Proposed $700M Killingly power plant clears key hurdle

Rendering | Contributed
Rendering | Contributed
A rendering the proposed Killingly Energy Center power plant.

Electric-grid operator ISO New England announced Wednesday evening that it has awarded a key contract to a proposed 650-megawatt power plant in Killingly.

Killingly Energy Center (KEC) developer NTE Energy had previously tried and failed twice in ISO-NE's annual forward capacity auction, which helps secure power system resources three years into the future.

A forward capacity contract would mean monthly payments for the $700 million KEC, in exchange for its pledge to be available in 2022-2023.

The company recently reapplied to the Connecticut Siting Council to reopen its approval proceeding.

In May 2017, the Siting Council rejected the project, partly because it had not won a spot in the forward capacity auction.

Forward capacity contracts are one way of showing need for a project.

In a statement Thursday morning, NTE CEO Seth Shortlidge said KEC would come as up to 6,000 megawatts of older generators are nearing retirement in New England.

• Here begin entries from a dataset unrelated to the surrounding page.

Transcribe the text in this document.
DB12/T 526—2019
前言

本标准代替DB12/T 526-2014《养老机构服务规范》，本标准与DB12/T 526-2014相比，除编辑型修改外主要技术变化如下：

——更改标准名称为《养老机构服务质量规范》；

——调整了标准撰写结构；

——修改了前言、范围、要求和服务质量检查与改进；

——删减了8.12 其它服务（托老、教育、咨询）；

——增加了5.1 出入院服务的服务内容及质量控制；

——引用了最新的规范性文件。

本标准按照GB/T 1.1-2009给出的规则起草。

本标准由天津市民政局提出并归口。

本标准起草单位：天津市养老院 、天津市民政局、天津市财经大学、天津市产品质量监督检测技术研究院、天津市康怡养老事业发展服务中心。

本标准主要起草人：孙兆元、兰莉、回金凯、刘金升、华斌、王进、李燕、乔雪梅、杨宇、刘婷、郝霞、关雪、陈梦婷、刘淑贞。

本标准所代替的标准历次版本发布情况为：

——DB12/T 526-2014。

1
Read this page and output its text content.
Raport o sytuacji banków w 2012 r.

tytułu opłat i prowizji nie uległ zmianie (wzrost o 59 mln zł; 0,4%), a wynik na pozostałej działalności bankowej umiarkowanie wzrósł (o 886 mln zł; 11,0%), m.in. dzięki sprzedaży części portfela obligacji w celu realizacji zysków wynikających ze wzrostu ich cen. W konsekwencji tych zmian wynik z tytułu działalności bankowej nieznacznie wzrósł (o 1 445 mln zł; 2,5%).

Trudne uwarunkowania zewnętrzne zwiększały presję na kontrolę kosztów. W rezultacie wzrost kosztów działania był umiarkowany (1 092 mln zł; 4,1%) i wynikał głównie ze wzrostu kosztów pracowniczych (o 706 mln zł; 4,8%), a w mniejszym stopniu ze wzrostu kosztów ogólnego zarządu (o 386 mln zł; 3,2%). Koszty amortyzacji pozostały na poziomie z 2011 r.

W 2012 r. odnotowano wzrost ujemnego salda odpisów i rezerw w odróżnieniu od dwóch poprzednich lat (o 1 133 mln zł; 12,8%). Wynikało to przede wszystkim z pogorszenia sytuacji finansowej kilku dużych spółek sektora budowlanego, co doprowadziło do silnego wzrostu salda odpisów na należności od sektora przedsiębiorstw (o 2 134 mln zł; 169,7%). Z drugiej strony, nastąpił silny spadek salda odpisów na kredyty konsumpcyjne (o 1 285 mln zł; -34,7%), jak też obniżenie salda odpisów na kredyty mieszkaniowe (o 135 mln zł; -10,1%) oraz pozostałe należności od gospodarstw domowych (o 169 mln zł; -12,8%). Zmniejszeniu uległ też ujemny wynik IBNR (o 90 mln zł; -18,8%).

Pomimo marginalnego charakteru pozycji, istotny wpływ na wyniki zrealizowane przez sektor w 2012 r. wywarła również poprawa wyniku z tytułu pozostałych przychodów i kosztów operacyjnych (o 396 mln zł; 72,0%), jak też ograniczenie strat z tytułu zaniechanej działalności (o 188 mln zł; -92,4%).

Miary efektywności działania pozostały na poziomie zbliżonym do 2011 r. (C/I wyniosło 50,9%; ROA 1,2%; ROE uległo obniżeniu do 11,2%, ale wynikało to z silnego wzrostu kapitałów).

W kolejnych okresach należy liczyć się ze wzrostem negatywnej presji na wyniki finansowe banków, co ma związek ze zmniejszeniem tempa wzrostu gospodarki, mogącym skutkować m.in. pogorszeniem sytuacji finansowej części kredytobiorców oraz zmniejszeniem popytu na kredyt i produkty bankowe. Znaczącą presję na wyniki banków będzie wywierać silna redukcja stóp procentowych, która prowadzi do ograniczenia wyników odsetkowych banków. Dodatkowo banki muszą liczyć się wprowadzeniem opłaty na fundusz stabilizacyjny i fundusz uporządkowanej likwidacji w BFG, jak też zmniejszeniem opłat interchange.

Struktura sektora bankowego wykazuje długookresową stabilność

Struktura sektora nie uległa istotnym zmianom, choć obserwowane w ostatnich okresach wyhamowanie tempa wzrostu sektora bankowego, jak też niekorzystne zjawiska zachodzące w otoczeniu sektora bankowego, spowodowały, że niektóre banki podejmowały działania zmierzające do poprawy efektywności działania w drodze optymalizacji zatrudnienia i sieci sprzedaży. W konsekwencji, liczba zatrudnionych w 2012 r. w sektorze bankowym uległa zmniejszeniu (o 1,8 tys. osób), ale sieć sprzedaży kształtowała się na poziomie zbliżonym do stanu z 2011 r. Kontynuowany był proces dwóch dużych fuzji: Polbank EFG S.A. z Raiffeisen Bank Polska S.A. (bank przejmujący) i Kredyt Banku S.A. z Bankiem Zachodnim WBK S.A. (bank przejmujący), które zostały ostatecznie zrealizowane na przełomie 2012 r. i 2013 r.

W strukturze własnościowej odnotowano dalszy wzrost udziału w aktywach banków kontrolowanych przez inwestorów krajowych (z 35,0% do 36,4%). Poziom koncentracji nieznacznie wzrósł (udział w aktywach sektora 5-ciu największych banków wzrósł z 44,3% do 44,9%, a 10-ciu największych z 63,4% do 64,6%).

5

"In addition to providing a much-needed source of clean, more efficient energy, the plant's flexible combined-cycle design will help the environment by producing significantly lower emissions than today's aging plants," Shortlidge said. "By securing the [contract], the Killingly Energy Center has taken yet another important step toward helping secure the region's energy reliability."

In all, ISO-NE said nearly 35,000 megawatts cleared the auction, which will help meet New England's projected peak demand in 2022-2023.

That includes more than 800 megawatts of new generation, much of it from KEC.